I’m not sure if I should be laughing or concerned, so I just quietly say, “Okay.”

“Maybe I want to go out with this Alex person. See what he thinks of that!” She looks at me when I don’t respond. “Right?”

“Right. I guess. But—” I begin.

“But what?” she interrupts.

“But it just seems like those guys are, I don’t know, probably fun to hang out with or whatever, but I mean, they’re big-time stoners. Obviously not boyfriend material. For you.” She looks at me like I’m crushing all her dreams. “Probably. I mean, I don’t know them. Maybe not.”

“But we’ll go to the party, right?”

“Sure.”

“Good.”

She smiles and turns on the radio.

WE MAKE FIFTY WRONGturns getting to this house in the middle of nowhere. As we walk up the driveway the noise spills out. It’s a huge house—at least three stories—with light shining from every window.

“So this is a real party, huh?” Mara asks, holding on to my arm as we walk up the front steps in our skirts and skimpy shirts.

“We’ll find out.”

We push through the open door and the smell of alcohol envelops us. We stand in what was formerly a living room but now looks to be a foundation for a landfill. The wood floors are covered in litter—potato chips, popcorn, pizza, glass bottles, plastic cups. Music, bodies, yelling, pushing. It’s like the animals escaped from the zoo.

Mara and I look at each other, neither of us really knowing what we’re supposed to do next. We had only been to the kind of parties at skating rinks and Chuck E. Cheese’s.

“Text Troy, Edy. Let them know we’re here,” Mara tells me.

I take my phone out, but some guy shoves another guy into me, nearly knocking me over, and I drop my phone. “Watch it!” Mara yells after the guy, but I can barely even hear her over the blaring music.

“You all right?” Someone shouts from behind me, putting his hands on my shoulders. I turn around quickly, and this guy grabs each of my hands, holds my arms out to my sides, and looks me over. “You look good to me,” this guy with a smooth voice and a dangerous smile says as he picks my phone up off the floor and hands it to me.

I turn to Mara, who’s ogling this mystery guy. Obviously attractive, obviously older than us. He smiles as I turn back to him. A smile that seems to mean a lot. Mara comes closer and yells, “We’re looking for Alex and Troy?”

This guy looks back and forth between Mara and me, confused. “Why would you be looking for them?” he says with a laugh, steering us farther into the house with one hand on my back and the other on Mara’s shoulder.

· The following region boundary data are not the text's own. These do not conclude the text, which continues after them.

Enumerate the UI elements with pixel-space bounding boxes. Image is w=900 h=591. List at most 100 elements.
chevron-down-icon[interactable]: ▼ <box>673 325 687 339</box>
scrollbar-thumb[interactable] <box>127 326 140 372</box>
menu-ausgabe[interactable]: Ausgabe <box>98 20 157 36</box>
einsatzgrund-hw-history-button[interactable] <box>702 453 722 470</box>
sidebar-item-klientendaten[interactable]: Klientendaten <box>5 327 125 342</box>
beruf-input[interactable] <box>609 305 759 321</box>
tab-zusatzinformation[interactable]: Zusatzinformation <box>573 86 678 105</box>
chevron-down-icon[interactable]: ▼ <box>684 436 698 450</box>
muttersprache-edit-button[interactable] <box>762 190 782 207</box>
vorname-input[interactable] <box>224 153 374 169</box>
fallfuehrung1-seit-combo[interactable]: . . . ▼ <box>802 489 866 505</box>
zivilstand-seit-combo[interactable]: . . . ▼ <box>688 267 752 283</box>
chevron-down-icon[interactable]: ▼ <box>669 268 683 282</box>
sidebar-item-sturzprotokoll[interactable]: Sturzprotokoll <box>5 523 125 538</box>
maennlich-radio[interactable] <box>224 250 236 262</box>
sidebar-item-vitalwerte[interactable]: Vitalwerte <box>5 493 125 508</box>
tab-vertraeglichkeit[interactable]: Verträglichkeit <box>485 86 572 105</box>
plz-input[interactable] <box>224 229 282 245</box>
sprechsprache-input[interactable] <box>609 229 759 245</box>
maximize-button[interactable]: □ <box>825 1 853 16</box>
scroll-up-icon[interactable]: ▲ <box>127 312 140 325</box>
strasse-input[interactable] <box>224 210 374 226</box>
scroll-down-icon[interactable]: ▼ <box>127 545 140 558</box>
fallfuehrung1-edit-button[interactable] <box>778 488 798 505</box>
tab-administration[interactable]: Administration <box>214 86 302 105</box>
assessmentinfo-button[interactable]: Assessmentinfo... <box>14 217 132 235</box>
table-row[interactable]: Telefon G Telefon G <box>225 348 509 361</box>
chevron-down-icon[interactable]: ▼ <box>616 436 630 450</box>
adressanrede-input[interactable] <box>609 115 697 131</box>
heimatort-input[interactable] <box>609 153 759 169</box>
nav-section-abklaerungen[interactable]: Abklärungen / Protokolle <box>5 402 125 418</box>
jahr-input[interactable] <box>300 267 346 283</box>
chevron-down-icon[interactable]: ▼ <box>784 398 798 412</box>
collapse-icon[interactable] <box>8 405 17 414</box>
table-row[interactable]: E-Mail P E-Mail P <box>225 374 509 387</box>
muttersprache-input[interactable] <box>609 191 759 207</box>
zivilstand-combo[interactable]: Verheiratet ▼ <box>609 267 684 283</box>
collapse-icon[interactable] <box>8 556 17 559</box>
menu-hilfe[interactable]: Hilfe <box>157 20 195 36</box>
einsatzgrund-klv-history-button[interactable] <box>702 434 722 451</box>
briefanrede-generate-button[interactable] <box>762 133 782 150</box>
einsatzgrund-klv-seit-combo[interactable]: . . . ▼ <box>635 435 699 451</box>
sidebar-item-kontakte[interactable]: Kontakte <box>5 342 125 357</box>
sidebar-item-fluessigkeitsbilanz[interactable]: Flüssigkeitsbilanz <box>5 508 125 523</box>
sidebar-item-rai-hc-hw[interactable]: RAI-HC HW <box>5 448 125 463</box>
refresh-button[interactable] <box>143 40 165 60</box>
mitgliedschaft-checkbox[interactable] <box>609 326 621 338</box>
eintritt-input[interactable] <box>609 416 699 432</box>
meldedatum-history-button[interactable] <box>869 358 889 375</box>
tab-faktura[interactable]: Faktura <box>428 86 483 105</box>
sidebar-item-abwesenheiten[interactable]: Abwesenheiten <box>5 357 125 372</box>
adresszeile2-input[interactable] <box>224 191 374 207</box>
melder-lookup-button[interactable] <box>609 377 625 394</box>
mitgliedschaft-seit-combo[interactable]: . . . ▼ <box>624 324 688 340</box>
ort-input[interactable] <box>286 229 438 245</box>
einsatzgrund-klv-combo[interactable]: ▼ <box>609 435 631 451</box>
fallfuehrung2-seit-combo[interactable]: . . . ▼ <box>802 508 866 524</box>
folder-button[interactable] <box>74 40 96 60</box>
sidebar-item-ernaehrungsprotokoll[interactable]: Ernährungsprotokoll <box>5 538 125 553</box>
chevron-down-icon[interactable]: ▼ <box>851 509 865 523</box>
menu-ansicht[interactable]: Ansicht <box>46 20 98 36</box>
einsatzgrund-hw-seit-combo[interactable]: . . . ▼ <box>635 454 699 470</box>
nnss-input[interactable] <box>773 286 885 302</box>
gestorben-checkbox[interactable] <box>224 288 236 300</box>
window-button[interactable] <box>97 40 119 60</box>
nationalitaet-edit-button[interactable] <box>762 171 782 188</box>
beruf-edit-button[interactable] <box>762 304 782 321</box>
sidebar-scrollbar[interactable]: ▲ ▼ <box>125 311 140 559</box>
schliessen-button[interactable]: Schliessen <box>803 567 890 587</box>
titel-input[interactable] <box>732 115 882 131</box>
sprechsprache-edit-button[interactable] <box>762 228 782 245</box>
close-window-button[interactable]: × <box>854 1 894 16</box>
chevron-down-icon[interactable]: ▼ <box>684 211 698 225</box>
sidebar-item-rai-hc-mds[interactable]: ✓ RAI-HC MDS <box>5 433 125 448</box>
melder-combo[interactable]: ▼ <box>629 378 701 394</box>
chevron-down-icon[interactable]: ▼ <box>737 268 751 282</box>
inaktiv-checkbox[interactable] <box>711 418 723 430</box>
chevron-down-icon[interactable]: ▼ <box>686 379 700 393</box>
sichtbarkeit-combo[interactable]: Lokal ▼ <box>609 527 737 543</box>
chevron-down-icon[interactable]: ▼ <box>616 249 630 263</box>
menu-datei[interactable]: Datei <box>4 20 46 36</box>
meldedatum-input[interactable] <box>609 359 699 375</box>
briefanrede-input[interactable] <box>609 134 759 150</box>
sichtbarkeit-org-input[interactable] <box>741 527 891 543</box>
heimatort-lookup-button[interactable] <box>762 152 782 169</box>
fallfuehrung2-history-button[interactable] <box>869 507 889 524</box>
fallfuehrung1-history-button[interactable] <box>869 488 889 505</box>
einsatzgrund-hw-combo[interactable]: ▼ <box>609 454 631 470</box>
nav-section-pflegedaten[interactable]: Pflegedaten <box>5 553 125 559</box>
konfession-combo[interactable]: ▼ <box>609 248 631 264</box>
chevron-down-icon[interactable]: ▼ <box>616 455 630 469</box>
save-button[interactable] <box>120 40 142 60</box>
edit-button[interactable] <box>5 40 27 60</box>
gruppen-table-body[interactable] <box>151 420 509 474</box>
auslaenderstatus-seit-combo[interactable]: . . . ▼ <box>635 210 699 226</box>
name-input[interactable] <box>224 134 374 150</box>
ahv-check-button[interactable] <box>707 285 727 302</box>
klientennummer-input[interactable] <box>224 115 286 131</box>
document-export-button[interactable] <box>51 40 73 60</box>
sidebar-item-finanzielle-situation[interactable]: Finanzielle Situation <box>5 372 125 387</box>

“They invited us,” Mara explains as we’re herded through the living room and into a kitchen that’s been turned into one huge bar, with a keg and an endless supply of bottled beer.

“They invited you?” he asks, coming to a halt, looking at us alternately, repeating himself with exactly the same intonation as the first time. “Wait. They invited you?”

“Yes,” Mara tells him innocently. And he just starts laughing.

“All right,” he says, shaking his head. “Gotta give ’em props for that!”